SF may require a 10-day waiting period before serving an eviction notice

Supervisor Dean Preston introduced the legislation, which would be the first of its kind in the state

San Francisco /
Dec.December 08, 2021 08:46 AM
San Francisco Supervisor Dean Preston (Getty Images, iStock/Illustration by Steven Dilakian for The Real Deal)

Evictions are too darn quick.

That’s the view of San Francisco Supervisor Dan Preston, a former tenant attorney who introduced legislation that could make the city the first in the state to require a 10-day wait before landlords can serve an eviction notice, a step he says could save thousands from losing rent-controlled homes.

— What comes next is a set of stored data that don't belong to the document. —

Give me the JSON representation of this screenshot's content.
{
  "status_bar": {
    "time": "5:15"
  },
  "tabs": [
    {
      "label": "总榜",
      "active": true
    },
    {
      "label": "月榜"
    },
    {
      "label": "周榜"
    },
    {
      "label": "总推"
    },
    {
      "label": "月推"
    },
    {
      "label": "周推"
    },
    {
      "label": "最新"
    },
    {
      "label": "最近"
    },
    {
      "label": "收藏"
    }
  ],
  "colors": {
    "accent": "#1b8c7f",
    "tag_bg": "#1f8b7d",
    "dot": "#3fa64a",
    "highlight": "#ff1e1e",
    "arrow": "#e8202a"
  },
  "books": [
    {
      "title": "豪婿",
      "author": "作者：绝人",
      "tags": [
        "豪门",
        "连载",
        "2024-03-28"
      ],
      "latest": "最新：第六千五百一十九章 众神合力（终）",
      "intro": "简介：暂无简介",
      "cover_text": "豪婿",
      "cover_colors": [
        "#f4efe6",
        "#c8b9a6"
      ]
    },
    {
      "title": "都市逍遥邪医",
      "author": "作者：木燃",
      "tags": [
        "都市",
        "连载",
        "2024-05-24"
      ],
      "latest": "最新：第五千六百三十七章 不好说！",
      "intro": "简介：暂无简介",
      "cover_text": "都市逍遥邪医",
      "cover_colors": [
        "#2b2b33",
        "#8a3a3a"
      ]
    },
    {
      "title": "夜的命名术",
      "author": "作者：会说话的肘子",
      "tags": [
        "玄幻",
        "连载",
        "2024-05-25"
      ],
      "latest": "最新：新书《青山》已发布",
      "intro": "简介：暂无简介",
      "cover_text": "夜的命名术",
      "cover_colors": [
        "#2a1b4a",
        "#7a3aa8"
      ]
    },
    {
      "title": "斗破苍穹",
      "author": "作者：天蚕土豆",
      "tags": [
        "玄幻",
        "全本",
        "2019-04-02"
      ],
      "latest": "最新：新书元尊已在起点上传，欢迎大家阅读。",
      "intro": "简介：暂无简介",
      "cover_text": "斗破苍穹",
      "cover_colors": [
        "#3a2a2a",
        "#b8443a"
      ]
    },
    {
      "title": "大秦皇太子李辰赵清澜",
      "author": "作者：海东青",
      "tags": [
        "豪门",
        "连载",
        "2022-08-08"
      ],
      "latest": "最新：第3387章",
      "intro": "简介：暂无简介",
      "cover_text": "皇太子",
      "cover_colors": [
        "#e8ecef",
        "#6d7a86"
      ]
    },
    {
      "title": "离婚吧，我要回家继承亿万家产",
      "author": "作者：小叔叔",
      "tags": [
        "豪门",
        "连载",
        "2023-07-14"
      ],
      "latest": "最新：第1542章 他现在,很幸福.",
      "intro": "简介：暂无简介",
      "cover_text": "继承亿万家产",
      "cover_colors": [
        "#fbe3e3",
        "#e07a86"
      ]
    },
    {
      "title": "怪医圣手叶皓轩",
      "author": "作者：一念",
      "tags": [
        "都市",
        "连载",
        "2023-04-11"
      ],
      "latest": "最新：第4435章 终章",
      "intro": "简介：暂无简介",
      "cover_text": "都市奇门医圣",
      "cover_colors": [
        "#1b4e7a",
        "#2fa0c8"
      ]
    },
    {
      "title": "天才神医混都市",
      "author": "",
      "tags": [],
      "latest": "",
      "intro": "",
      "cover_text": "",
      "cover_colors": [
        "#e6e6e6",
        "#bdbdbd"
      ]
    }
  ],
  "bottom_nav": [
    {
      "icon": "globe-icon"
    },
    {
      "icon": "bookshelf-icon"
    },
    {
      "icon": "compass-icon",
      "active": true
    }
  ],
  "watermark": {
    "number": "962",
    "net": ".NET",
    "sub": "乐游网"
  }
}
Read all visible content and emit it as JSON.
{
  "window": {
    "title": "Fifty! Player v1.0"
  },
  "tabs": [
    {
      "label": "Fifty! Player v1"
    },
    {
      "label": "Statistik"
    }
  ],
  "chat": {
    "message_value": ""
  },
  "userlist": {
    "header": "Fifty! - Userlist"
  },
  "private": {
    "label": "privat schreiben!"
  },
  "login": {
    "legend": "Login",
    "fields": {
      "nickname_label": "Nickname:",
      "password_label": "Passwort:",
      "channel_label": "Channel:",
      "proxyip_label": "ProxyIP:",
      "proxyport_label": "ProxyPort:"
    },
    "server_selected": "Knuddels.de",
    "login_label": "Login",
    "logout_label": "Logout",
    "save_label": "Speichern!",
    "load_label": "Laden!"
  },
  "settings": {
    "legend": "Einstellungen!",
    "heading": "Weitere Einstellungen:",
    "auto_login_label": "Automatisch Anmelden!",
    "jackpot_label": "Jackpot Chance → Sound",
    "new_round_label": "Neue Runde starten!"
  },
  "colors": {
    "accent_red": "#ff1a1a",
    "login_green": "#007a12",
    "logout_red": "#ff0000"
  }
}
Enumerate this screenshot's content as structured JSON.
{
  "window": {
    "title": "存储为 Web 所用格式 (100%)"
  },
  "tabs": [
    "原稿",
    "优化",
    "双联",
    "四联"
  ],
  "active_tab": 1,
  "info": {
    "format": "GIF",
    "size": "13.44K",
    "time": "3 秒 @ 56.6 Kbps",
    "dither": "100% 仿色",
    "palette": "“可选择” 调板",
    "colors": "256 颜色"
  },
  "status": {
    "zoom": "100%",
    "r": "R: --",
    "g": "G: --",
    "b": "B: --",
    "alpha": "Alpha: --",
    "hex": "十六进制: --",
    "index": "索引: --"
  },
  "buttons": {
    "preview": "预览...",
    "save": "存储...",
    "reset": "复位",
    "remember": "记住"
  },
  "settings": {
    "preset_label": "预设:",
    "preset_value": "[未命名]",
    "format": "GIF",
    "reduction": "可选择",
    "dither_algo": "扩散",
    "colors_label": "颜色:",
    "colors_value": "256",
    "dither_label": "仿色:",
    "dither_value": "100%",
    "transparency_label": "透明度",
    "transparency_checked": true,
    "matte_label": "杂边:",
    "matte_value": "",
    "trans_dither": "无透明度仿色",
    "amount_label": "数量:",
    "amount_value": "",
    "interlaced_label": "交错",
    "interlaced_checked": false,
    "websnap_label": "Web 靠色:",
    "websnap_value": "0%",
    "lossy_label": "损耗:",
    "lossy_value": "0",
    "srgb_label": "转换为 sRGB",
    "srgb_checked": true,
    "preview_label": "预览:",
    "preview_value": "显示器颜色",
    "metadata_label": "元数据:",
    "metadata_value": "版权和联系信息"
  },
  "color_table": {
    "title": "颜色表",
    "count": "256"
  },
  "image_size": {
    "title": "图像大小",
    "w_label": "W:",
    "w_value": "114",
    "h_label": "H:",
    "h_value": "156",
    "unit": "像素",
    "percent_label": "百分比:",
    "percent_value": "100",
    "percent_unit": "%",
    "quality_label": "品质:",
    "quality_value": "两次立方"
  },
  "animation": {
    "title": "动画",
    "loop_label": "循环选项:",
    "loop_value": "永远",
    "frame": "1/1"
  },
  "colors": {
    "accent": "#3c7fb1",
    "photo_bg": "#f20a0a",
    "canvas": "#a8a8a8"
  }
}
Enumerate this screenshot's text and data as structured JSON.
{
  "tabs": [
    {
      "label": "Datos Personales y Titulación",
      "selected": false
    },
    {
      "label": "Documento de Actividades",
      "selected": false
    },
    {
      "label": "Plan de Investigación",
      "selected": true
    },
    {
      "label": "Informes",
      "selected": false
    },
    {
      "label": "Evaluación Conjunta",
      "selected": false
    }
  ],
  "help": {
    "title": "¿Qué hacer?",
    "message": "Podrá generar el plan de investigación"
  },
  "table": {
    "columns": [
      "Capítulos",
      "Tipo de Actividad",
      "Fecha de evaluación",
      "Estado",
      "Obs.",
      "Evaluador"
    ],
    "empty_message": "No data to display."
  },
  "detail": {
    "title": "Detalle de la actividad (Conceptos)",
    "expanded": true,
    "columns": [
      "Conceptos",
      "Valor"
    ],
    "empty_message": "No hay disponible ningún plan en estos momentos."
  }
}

The Eviction Diversion Ordinance would be a “game changer” that gives tenants the chance to seek help from emergency rental subsidy programs or the anti-displacement advocates who helped craft the legislation, Preston said.

“Let’s prevent preventable evictions,” Preston told the Board of Supervisors Tuesday as he introduced the legislation.

Tenants typically receive a three-day notice to fix one of San Francisco’s 15 “just causes” for eviction, including nonpayment or habitual late payment. After that, landlords can begin eviction proceedings and even if the tenant comes up with the rent on the fourth day, Preston said. The legislation would retain the three-day notice but landlords would have to serve a written warning that it’s coming at least 10 days beforehand.

The legislation was inspired by a 2020 change at the state level that required
landlords to provide 15 days notice before an eviction due to nonpayment so that tenants would have enough time to access the rent relief program, which has had long backlogs.

Preston said he wants to “take the lessons learned from the pandemic and create a permanent framework for diverting eviction proceedings.”

The local ordinance’s passage seems all but certain given that Preston has already secured the support of five of 10 other supervisors although the co-sponsors’ votes alone wouldn’t be a veto-proof majority.

Earlier this year, the city passed a debt forgiveness law for commercial tenants that’s being litigated. Another ordinance giving residential tenants the union-like ability to organize will probably advance to the full board early next year.